Brasília - Os procuradores da República Luciano Rolim e Paulo José Rocha Júnior pediram a suspensão da Operação Tapa-Buraco, lançada em dezembro pelo presidente Luiz Inácio Lula da Silva para a realização de reparos nas estadas federais. Rolim e Rocha Júnior contestam a portaria que autorizou a contratação, sem licitação pública, de empreiteiras escolhidas para tocar as obras. Uma decisão sobre o pedido de liminar deverá sair ainda nesta semana. ''A inoperância da administração federal, sob a alegação de falta de recursos, não pode se transmutar em emergência para fins de contratação de obras com dispensa de licitação'', sustentam na ação.
Eles observaram que o governo considera emergencial a recuperação das rodovias. Mas, segundo os procuradores da República, emergência é uma situação de ultrapassa o cotidiano administrativo e é decorrente de um evento anormal, como desabamento de ponte em estrada ou destruição violenta de asfalto por tromba d'água.
''Embora seja público e notório o estado deplorável das estradas brasileiras, não houve nenhum desastre ou evento em proporções a ensejar a 'decretação de estado de emergência' em 18% da malha rodoviária federal asfaltada'', afirmam no processo. ''A mera urgência na contratação, decorrente da má gestão administrativa, não é, sob qualquer pretexto, emergencial'', dizem Rolim e Rocha Júnior.
Segundo os procuradores, o que é mais ''angustiante'' é a dilação do período de contratação direta, sem concorrência pública. É autorizada durante 180 dias a efetivação de contratos que têm a duração de mais 180 dias. ''Ou seja, durante um ano se permitiria a dispensa de licitação para diversas obras a serem realizadas em grande parte da malha rodoviária nacional, como se houvesse estado de calamidade a prazo certo'', sustentam.

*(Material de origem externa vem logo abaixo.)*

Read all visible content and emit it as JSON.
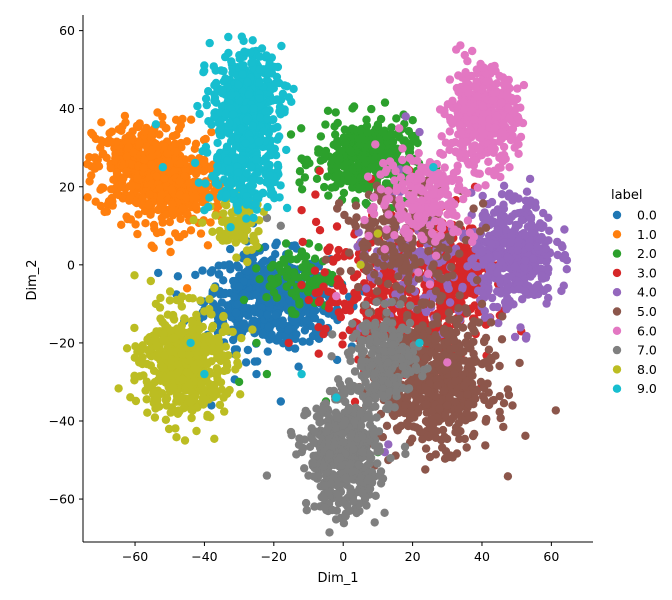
{
  "chart_data": {
    "type": "scatter",
    "title": "",
    "xlabel": "Dim_1",
    "ylabel": "Dim_2",
    "xlim": [
      -75,
      72
    ],
    "ylim": [
      -71,
      64
    ],
    "xticks": [
      -60,
      -40,
      -20,
      0,
      20,
      40,
      60
    ],
    "yticks": [
      -60,
      -40,
      -20,
      0,
      20,
      40,
      60
    ],
    "grid": false,
    "legend": {
      "title": "label",
      "placement": "outside-right"
    },
    "series": [
      {
        "name": "0.0",
        "color": "#1f77b4",
        "clusters": [
          {
            "cx": -22,
            "cy": -9,
            "sx": 9,
            "sy": 6,
            "n": 480
          },
          {
            "cx": -10,
            "cy": -10,
            "sx": 5,
            "sy": 4,
            "n": 90
          }
        ],
        "points": [
          [
            -28,
            -25
          ],
          [
            -25,
            -28
          ],
          [
            -18,
            -35
          ],
          [
            -38,
            -36
          ],
          [
            -8,
            -8
          ],
          [
            -14,
            -2
          ]
        ]
      },
      {
        "name": "1.0",
        "color": "#ff7f0e",
        "clusters": [
          {
            "cx": -58,
            "cy": 25,
            "sx": 7,
            "sy": 6,
            "n": 430
          },
          {
            "cx": -47,
            "cy": 19,
            "sx": 6,
            "sy": 5,
            "n": 230
          }
        ],
        "points": [
          [
            -70,
            30
          ],
          [
            -38,
            34
          ],
          [
            -41,
            8
          ],
          [
            -45,
            -6
          ],
          [
            -39,
            5
          ],
          [
            -36,
            15
          ]
        ]
      },
      {
        "name": "2.0",
        "color": "#2ca02c",
        "clusters": [
          {
            "cx": 6,
            "cy": 27,
            "sx": 7,
            "sy": 5,
            "n": 380
          },
          {
            "cx": -12,
            "cy": -3,
            "sx": 5,
            "sy": 4,
            "n": 90
          }
        ],
        "points": [
          [
            -25,
            -20
          ],
          [
            -30,
            -30
          ],
          [
            -22,
            -28
          ],
          [
            10,
            -48
          ],
          [
            -5,
            -35
          ],
          [
            -20,
            -5
          ]
        ]
      },
      {
        "name": "3.0",
        "color": "#d62728",
        "clusters": [
          {
            "cx": 31,
            "cy": 0,
            "sx": 5,
            "sy": 6,
            "n": 260
          },
          {
            "cx": 15,
            "cy": -8,
            "sx": 11,
            "sy": 9,
            "n": 430
          }
        ],
        "points": [
          [
            -12,
            14
          ],
          [
            -8,
            18
          ],
          [
            8,
            22
          ],
          [
            38,
            20
          ],
          [
            22,
            0
          ]
        ]
      },
      {
        "name": "4.0",
        "color": "#9467bd",
        "clusters": [
          {
            "cx": 49,
            "cy": 3,
            "sx": 6,
            "sy": 7,
            "n": 430
          },
          {
            "cx": 20,
            "cy": -2,
            "sx": 9,
            "sy": 8,
            "n": 120
          }
        ],
        "points": [
          [
            63,
            5
          ],
          [
            22,
            34
          ],
          [
            18,
            38
          ],
          [
            13,
            -46
          ],
          [
            12,
            -48
          ],
          [
            30,
            18
          ]
        ]
      },
      {
        "name": "5.0",
        "color": "#8c564b",
        "clusters": [
          {
            "cx": 27,
            "cy": -30,
            "sx": 8,
            "sy": 8,
            "n": 620
          },
          {
            "cx": 18,
            "cy": 6,
            "sx": 9,
            "sy": 7,
            "n": 210
          }
        ],
        "points": [
          [
            8,
            -12
          ],
          [
            5,
            -20
          ],
          [
            40,
            -10
          ],
          [
            13,
            -50
          ]
        ]
      },
      {
        "name": "6.0",
        "color": "#e377c2",
        "clusters": [
          {
            "cx": 40,
            "cy": 38,
            "sx": 5,
            "sy": 6,
            "n": 480
          },
          {
            "cx": 24,
            "cy": 18,
            "sx": 7,
            "sy": 6,
            "n": 220
          }
        ],
        "points": [
          [
            12,
            4
          ],
          [
            18,
            8
          ],
          [
            -2,
            -8
          ],
          [
            30,
            -25
          ],
          [
            8,
            14
          ],
          [
            25,
            -5
          ]
        ]
      },
      {
        "name": "7.0",
        "color": "#7f7f7f",
        "clusters": [
          {
            "cx": 0,
            "cy": -49,
            "sx": 5,
            "sy": 7,
            "n": 560
          },
          {
            "cx": 12,
            "cy": -25,
            "sx": 5,
            "sy": 6,
            "n": 230
          }
        ],
        "points": [
          [
            -22,
            -54
          ],
          [
            -10,
            -54
          ],
          [
            5,
            -38
          ],
          [
            12,
            -10
          ],
          [
            -22,
            12
          ],
          [
            -18,
            10
          ]
        ]
      },
      {
        "name": "8.0",
        "color": "#bcbd22",
        "clusters": [
          {
            "cx": -46,
            "cy": -25,
            "sx": 6,
            "sy": 7,
            "n": 520
          },
          {
            "cx": -31,
            "cy": 10,
            "sx": 4,
            "sy": 4,
            "n": 80
          }
        ],
        "points": [
          [
            -54,
            -10
          ],
          [
            -48,
            -9
          ],
          [
            -37,
            -32
          ],
          [
            -28,
            15
          ],
          [
            5,
            0
          ],
          [
            10,
            8
          ]
        ]
      },
      {
        "name": "9.0",
        "color": "#17becf",
        "clusters": [
          {
            "cx": -28,
            "cy": 43,
            "sx": 5,
            "sy": 6,
            "n": 420
          },
          {
            "cx": -28,
            "cy": 25,
            "sx": 5,
            "sy": 6,
            "n": 260
          }
        ],
        "points": [
          [
            -54,
            36
          ],
          [
            -52,
            25
          ],
          [
            -40,
            14
          ],
          [
            -44,
            -20
          ],
          [
            -40,
            -28
          ],
          [
            -12,
            -28
          ],
          [
            22,
            -20
          ],
          [
            -2,
            -34
          ],
          [
            26,
            25
          ]
        ]
      }
    ]
  }
}
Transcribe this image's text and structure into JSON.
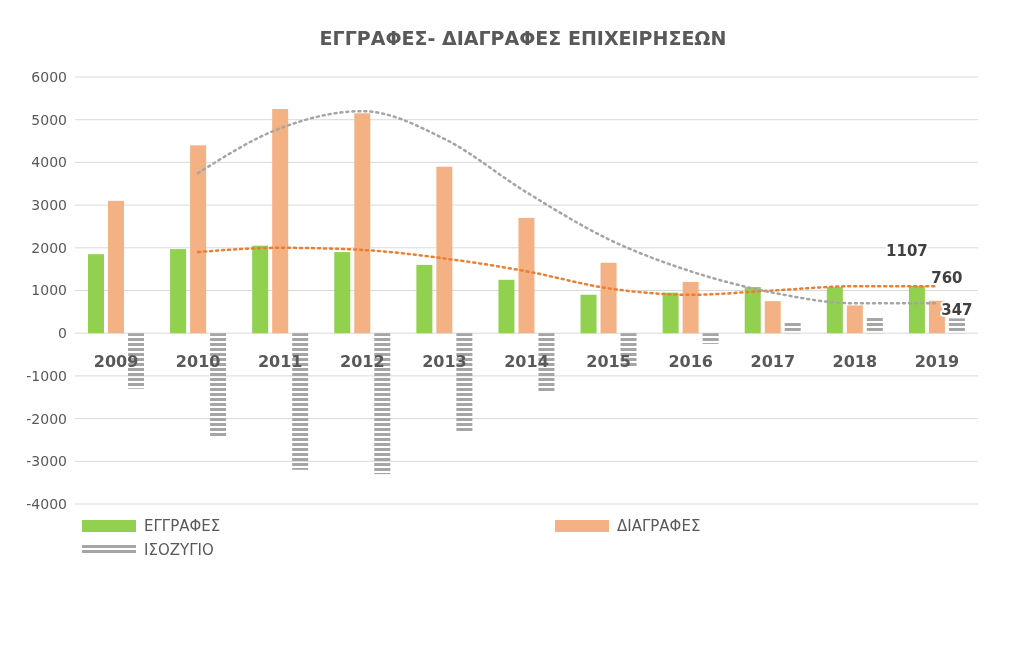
{
  "chart_data": {
    "type": "bar",
    "title": "ΕΓΓΡΑΦΕΣ- ΔΙΑΓΡΑΦΕΣ ΕΠΙΧΕΙΡΗΣΕΩΝ",
    "categories": [
      "2009",
      "2010",
      "2011",
      "2012",
      "2013",
      "2014",
      "2015",
      "2016",
      "2017",
      "2018",
      "2019"
    ],
    "series": [
      {
        "name": "ΕΓΓΡΑΦΕΣ",
        "color": "#92d050",
        "values": [
          1850,
          1970,
          2050,
          1900,
          1600,
          1250,
          900,
          950,
          1080,
          1080,
          1107
        ],
        "value_labels": [
          null,
          null,
          null,
          null,
          null,
          null,
          null,
          null,
          null,
          null,
          "1107"
        ]
      },
      {
        "name": "ΔΙΑΓΡΑΦΕΣ",
        "color": "#f4b183",
        "values": [
          3100,
          4400,
          5250,
          5150,
          3900,
          2700,
          1650,
          1200,
          750,
          650,
          760
        ],
        "value_labels": [
          null,
          null,
          null,
          null,
          null,
          null,
          null,
          null,
          null,
          null,
          "760"
        ]
      },
      {
        "name": "ΙΣΟΖΥΓΙΟ",
        "color": "#a5a5a5",
        "values": [
          -1300,
          -2450,
          -3200,
          -3300,
          -2300,
          -1400,
          -800,
          -250,
          250,
          400,
          347
        ],
        "value_labels": [
          null,
          null,
          null,
          null,
          null,
          null,
          null,
          null,
          null,
          null,
          "347"
        ]
      },
      {
        "type": "line",
        "color": "#ed7d31",
        "line_style": "dotted",
        "values": [
          null,
          1900,
          2000,
          1950,
          1750,
          1450,
          1050,
          900,
          1000,
          1100,
          1100
        ]
      },
      {
        "type": "line",
        "color": "#a5a5a5",
        "line_style": "dotted",
        "values": [
          null,
          3750,
          4800,
          5200,
          4550,
          3300,
          2200,
          1450,
          950,
          700,
          700
        ]
      }
    ],
    "ylim": [
      -4000,
      6000
    ],
    "yticks": [
      -4000,
      -3000,
      -2000,
      -1000,
      0,
      1000,
      2000,
      3000,
      4000,
      5000,
      6000
    ],
    "grid": "y",
    "legend": "bottom",
    "marker": "none"
  }
}
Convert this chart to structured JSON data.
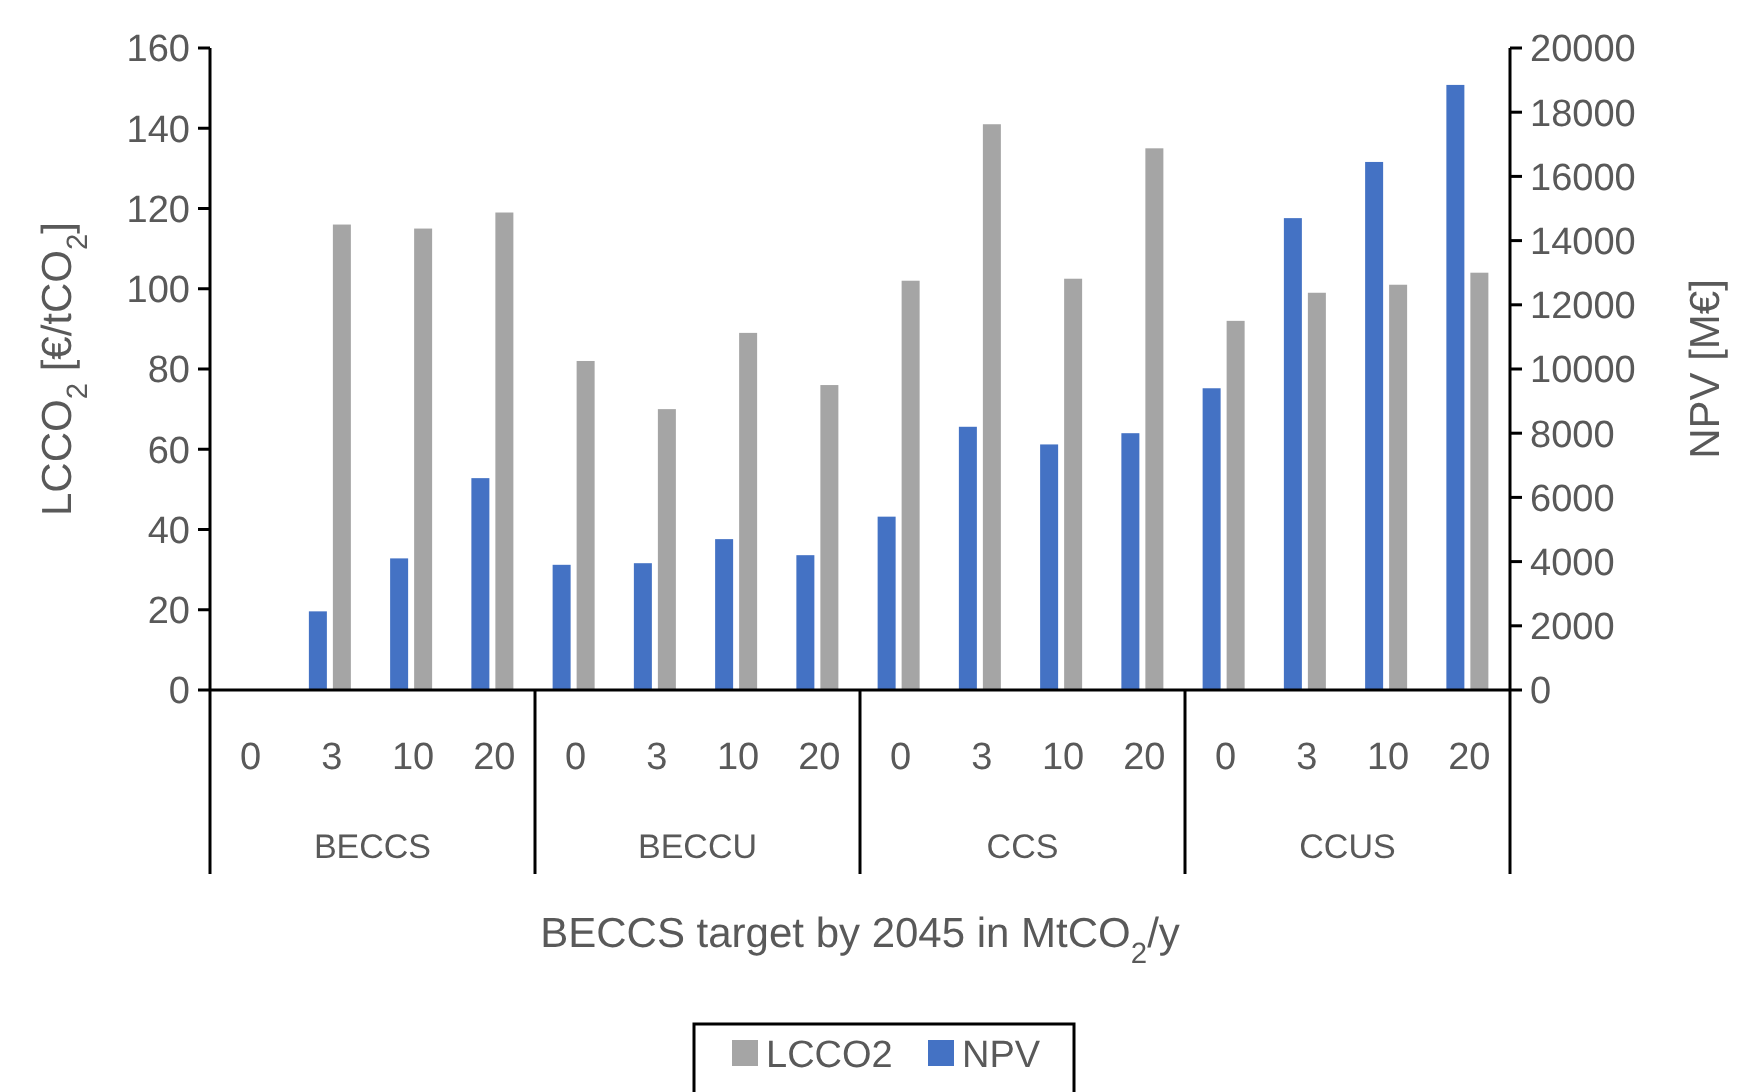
{
  "chart_data": {
    "type": "bar",
    "xlabel": "BECCS target by 2045 in MtCO$_{2}$/y",
    "ylabel": "LCCO$_{2}$ [€/tCO$_{2}$]",
    "y2label": "NPV [M€]",
    "categories": [
      "0",
      "3",
      "10",
      "20",
      "0",
      "3",
      "10",
      "20",
      "0",
      "3",
      "10",
      "20",
      "0",
      "3",
      "10",
      "20"
    ],
    "annotations": [
      "BECCS",
      "BECCU",
      "CCS",
      "CCUS"
    ],
    "series": [
      {
        "name": "NPV",
        "color": "#4472c4",
        "axis": "y2",
        "values": [
          null,
          2450,
          4100,
          6600,
          3900,
          3950,
          4700,
          4200,
          5400,
          8200,
          7650,
          8000,
          9400,
          14700,
          16450,
          18850
        ]
      },
      {
        "name": "LCCO2",
        "color": "#a5a5a5",
        "values": [
          null,
          116,
          115,
          119,
          82,
          70,
          89,
          76,
          102,
          141,
          102.5,
          135,
          92,
          99,
          101,
          104
        ]
      }
    ],
    "ylim": [
      0,
      160
    ],
    "yticks": [
      0,
      20,
      40,
      60,
      80,
      100,
      120,
      140,
      160
    ],
    "y2lim": [
      0,
      20000
    ],
    "y2ticks": [
      0,
      2000,
      4000,
      6000,
      8000,
      10000,
      12000,
      14000,
      16000,
      18000,
      20000
    ],
    "grid": false,
    "legend": "bottom"
  }
}
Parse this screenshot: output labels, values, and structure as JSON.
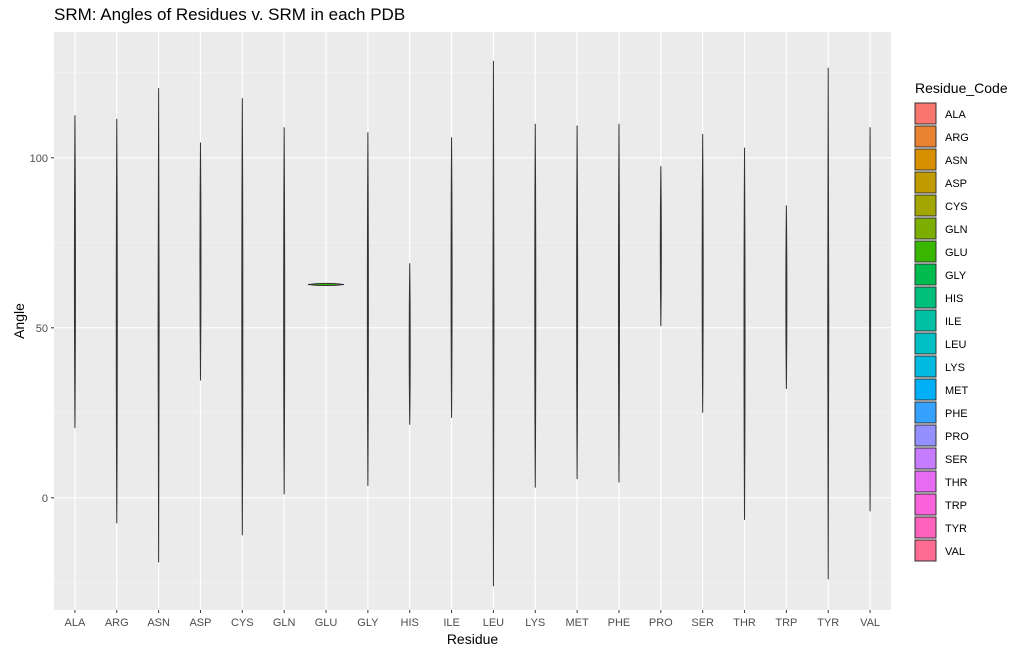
{
  "chart_data": {
    "type": "violin",
    "title": "SRM: Angles of Residues v. SRM in each PDB",
    "xlabel": "Residue",
    "ylabel": "Angle",
    "ylim": [
      -33,
      137
    ],
    "yticks": [
      0,
      50,
      100
    ],
    "grid": true,
    "legend": {
      "title": "Residue_Code",
      "placement": "right"
    },
    "categories": [
      "ALA",
      "ARG",
      "ASN",
      "ASP",
      "CYS",
      "GLN",
      "GLU",
      "GLY",
      "HIS",
      "ILE",
      "LEU",
      "LYS",
      "MET",
      "PHE",
      "PRO",
      "SER",
      "THR",
      "TRP",
      "TYR",
      "VAL"
    ],
    "series": [
      {
        "name": "ALA",
        "color": "#F8766D",
        "min": 20.5,
        "max": 112.5
      },
      {
        "name": "ARG",
        "color": "#EA8331",
        "min": -7.5,
        "max": 111.5
      },
      {
        "name": "ASN",
        "color": "#D89000",
        "min": -19,
        "max": 120.5
      },
      {
        "name": "ASP",
        "color": "#C09B00",
        "min": 34.5,
        "max": 104.5
      },
      {
        "name": "CYS",
        "color": "#A3A500",
        "min": -11,
        "max": 117.5
      },
      {
        "name": "GLN",
        "color": "#7CAE00",
        "min": 1,
        "max": 109
      },
      {
        "name": "GLU",
        "color": "#39B600",
        "min": 62.5,
        "max": 63
      },
      {
        "name": "GLY",
        "color": "#00BB4E",
        "min": 3.5,
        "max": 107.5
      },
      {
        "name": "HIS",
        "color": "#00BF7D",
        "min": 21.5,
        "max": 69
      },
      {
        "name": "ILE",
        "color": "#00C1A3",
        "min": 23.5,
        "max": 106
      },
      {
        "name": "LEU",
        "color": "#00BFC4",
        "min": -26,
        "max": 128.5
      },
      {
        "name": "LYS",
        "color": "#00BAE0",
        "min": 3,
        "max": 110
      },
      {
        "name": "MET",
        "color": "#00B0F6",
        "min": 5.5,
        "max": 109.5
      },
      {
        "name": "PHE",
        "color": "#35A2FF",
        "min": 4.5,
        "max": 110
      },
      {
        "name": "PRO",
        "color": "#9590FF",
        "min": 50.5,
        "max": 97.5
      },
      {
        "name": "SER",
        "color": "#C77CFF",
        "min": 25,
        "max": 107
      },
      {
        "name": "THR",
        "color": "#E76BF3",
        "min": -6.5,
        "max": 103
      },
      {
        "name": "TRP",
        "color": "#FA62DB",
        "min": 32,
        "max": 86
      },
      {
        "name": "TYR",
        "color": "#FF62BC",
        "min": -24,
        "max": 126.5
      },
      {
        "name": "VAL",
        "color": "#FF6C91",
        "min": -4,
        "max": 109
      }
    ]
  }
}
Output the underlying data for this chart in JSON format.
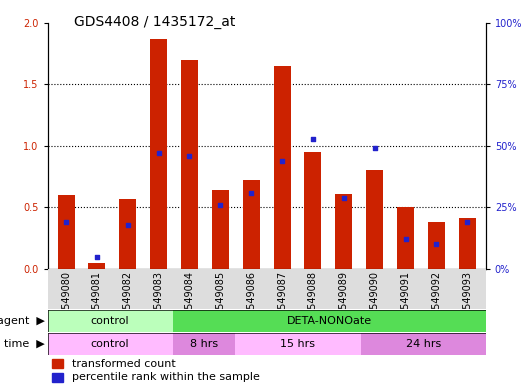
{
  "title": "GDS4408 / 1435172_at",
  "samples": [
    "GSM549080",
    "GSM549081",
    "GSM549082",
    "GSM549083",
    "GSM549084",
    "GSM549085",
    "GSM549086",
    "GSM549087",
    "GSM549088",
    "GSM549089",
    "GSM549090",
    "GSM549091",
    "GSM549092",
    "GSM549093"
  ],
  "red_values": [
    0.6,
    0.05,
    0.57,
    1.87,
    1.7,
    0.64,
    0.72,
    1.65,
    0.95,
    0.61,
    0.8,
    0.5,
    0.38,
    0.41
  ],
  "blue_percentiles": [
    19,
    5,
    18,
    47,
    46,
    26,
    31,
    44,
    53,
    29,
    49,
    12,
    10,
    19
  ],
  "ylim_left": [
    0,
    2
  ],
  "ylim_right": [
    0,
    100
  ],
  "yticks_left": [
    0,
    0.5,
    1.0,
    1.5,
    2.0
  ],
  "yticks_right": [
    0,
    25,
    50,
    75,
    100
  ],
  "bar_color": "#cc2200",
  "dot_color": "#2222cc",
  "agent_groups": [
    {
      "label": "control",
      "start": 0,
      "end": 4,
      "color": "#bbffbb"
    },
    {
      "label": "DETA-NONOate",
      "start": 4,
      "end": 14,
      "color": "#55dd55"
    }
  ],
  "time_groups": [
    {
      "label": "control",
      "start": 0,
      "end": 4,
      "color": "#ffbbff"
    },
    {
      "label": "8 hrs",
      "start": 4,
      "end": 6,
      "color": "#dd88dd"
    },
    {
      "label": "15 hrs",
      "start": 6,
      "end": 10,
      "color": "#ffbbff"
    },
    {
      "label": "24 hrs",
      "start": 10,
      "end": 14,
      "color": "#dd88dd"
    }
  ],
  "legend_red": "transformed count",
  "legend_blue": "percentile rank within the sample",
  "bar_width": 0.55,
  "title_fontsize": 10,
  "tick_fontsize": 7,
  "label_fontsize": 8,
  "row_fontsize": 8
}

Os procuradores ressaltaram que a dificuldade nas rodovias não é decorrente da falta de previsão de recursos. Rolim e Rocha Júnior observaram que, embora destinados em Lei Orçamentária, os recursos não são executados. ''Diante de um quadro de franca inexecução orçamentária e excedente de recursos, ainda que seja lícito, é de questionar-se se seria moralmente válido sustentar a necessidade de dispensa de licitação para execução de obras de manutenção de rodovias'', afirmam.
''Se exigir da administração uma conduta que, além do cumprimento da lei, prestigie e contribua para a consolidação da moralidade institucional é mínimo que se pede num ano eleitoral e em tempos de acusações de formação de caixa dois e pagamento de 'mensalões''', acrescentam.
Na ação, os procuradores pedem que seja concedida uma decisão provisória para suspender a autorização de contratação direta. Em caso de descumprimento, Rolim e Rocha Júnior pedem que seja aplicada multa diária. Eles também querem que a Justiça determine ao Departamento Nacional de Infra-Estrutura de Transportes (Dnit) que se abstenha de renovar os contratos. No mérito, os procuradores pedem que seja decretada a anulação da autorização.